What’s an ADHD Diet?
The ideal ADHD diet would help the brain function better, while also lessening the symptoms of the disorder, such as a lack of focus or restlessness. An ADHD diet may include the foods your child eats or the supplements he or she takes. In general, ADHD diets include three different facets that include:
- Overall nutrition for ADHD: This refers to the foods your child eats daily. While you may wonder how what your child eats can help his ADHD, the assumption by health professionals is that some foods your child eat may make the symptoms of ADHD better or worse. Your child may also not be eating enough foods that could help to improve symptoms of the disorder.
- Supplementation diets for ADHD: This includes adding minerals, vitamins, or additional nutrients to compensate for deficiencies in your child’s diet that may contribute to her ADHD symptoms. The assumption here is that if your child’s body lacks a nutritional component her ADHD symptoms would become worse.
- Elimination diets for ADHD: This segment of an ADHD diet requires removing certain foods or ingredients from your child’s diet that you may suspect of contributing to his ADHD symptoms. This final assumption is that by eating something that triggers, your child’s ADHD symptoms become worse.
ADHD and Overall Nutrition
While early research into ADHD diet have provided mixed results, researchers still believe, however, that diet can play a major role in helping to lessen or prevent ADHD symptoms. To back this claim, researches point out that foods with known benefits for helping to improve brain function are more than likely also beneficial for helping deal with ADHD symptoms. For your child to receive the greatest benefit from her diet, researchers recommend the following dieting tips:
- Feed your child a high-protein diet, which can include lean meats, nuts, cheese, eggs, and beans. Add foods high in protein as part of breakfast and as an after-school snack to help improve your child’s concentration and possibly prolong the amount of time ADHD medications work.
- Feed your child fewer simple carbs, such as sugar, honey, corn syrup, candy, and products made from white rice, white flour, and skinless potatoes.

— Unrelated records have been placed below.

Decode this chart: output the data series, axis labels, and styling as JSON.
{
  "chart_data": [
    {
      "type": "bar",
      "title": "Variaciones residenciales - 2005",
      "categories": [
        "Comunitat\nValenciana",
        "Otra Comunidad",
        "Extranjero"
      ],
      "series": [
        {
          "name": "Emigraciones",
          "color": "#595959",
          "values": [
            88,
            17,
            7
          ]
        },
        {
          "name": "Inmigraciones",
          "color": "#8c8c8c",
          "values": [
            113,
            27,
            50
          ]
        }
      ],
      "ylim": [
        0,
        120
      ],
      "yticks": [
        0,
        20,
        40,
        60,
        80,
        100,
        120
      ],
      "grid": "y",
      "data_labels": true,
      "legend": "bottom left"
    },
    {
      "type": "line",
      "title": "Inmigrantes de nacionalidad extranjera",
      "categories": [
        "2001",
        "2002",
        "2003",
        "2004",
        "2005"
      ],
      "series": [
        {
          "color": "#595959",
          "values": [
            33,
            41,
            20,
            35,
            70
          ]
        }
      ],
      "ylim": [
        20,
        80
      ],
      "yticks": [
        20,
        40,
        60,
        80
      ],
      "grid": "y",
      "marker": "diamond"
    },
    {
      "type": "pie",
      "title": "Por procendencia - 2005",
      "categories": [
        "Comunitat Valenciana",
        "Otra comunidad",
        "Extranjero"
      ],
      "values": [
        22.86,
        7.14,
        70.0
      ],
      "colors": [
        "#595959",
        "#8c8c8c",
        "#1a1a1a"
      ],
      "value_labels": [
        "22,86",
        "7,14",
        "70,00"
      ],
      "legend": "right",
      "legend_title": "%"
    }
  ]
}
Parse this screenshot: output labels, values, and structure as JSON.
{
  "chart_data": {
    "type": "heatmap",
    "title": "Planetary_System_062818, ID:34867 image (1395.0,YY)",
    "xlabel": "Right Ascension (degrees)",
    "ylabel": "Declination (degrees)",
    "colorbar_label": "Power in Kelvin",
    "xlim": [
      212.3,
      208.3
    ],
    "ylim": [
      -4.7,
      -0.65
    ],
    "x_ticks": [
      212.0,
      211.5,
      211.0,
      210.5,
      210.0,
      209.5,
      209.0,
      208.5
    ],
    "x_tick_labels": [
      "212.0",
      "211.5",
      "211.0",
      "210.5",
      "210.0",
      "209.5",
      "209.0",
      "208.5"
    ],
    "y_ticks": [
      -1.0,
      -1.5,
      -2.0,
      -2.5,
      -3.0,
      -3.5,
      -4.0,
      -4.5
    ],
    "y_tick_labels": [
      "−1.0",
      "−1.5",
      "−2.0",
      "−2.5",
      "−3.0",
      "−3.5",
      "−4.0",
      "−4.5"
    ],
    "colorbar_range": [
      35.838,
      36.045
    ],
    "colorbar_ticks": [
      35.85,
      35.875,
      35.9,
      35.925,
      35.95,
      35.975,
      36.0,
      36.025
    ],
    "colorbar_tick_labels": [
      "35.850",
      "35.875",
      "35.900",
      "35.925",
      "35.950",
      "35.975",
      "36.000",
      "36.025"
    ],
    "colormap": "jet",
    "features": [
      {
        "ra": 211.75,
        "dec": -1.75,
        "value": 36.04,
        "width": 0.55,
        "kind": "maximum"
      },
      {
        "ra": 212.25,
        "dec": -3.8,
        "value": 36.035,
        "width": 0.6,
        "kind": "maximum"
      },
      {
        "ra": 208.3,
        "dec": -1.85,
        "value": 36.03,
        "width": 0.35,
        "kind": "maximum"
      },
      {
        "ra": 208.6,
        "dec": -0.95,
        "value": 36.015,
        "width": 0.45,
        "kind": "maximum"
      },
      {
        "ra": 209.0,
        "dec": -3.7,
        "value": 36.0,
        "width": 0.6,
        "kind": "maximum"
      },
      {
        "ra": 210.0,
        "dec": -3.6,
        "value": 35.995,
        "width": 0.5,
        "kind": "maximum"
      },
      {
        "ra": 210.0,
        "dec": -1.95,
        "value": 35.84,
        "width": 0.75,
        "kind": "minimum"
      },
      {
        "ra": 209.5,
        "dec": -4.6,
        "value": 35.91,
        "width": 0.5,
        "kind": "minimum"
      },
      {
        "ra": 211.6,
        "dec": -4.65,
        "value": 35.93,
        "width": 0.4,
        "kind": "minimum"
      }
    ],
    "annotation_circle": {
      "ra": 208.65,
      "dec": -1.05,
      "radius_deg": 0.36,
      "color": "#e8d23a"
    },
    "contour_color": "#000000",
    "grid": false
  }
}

- Increase the number of complex carbs in your child’s diet, such as some fruits and vegetables. Eating complex carbs before bedtime may also help your child sleep better at night, allowing her to wake the next day more rested and focused.
- Add more omege-3 fatty acids, such as those found in salmon, tuna, olive oil, and certain types of nuts, to your child’s diet.
Supplements and Subtraction
While children don’t need to take a wide variety of supplements, especially once you start feeding them more of the foods listed above, researchers suggest children with ADHD take a multivitamin that will ensure they receive 100 percent of the recommended daily vitamins and minerals needed each day.
When trying to determine what, if any, foods need to be eliminated from your child’s diet, you may need to take a trial and error approach before finally deciding to remove a food item. If you notice your child having a particularly hard time dealing with their ADHD symptoms, look at what foods or drinks they had earlier that day. If your child continues to have difficulty dealing with their ADHD symptoms after each time they consume that particular item, you may want to consider subtracting the item from their diet and if you a notice an improvement in behavior.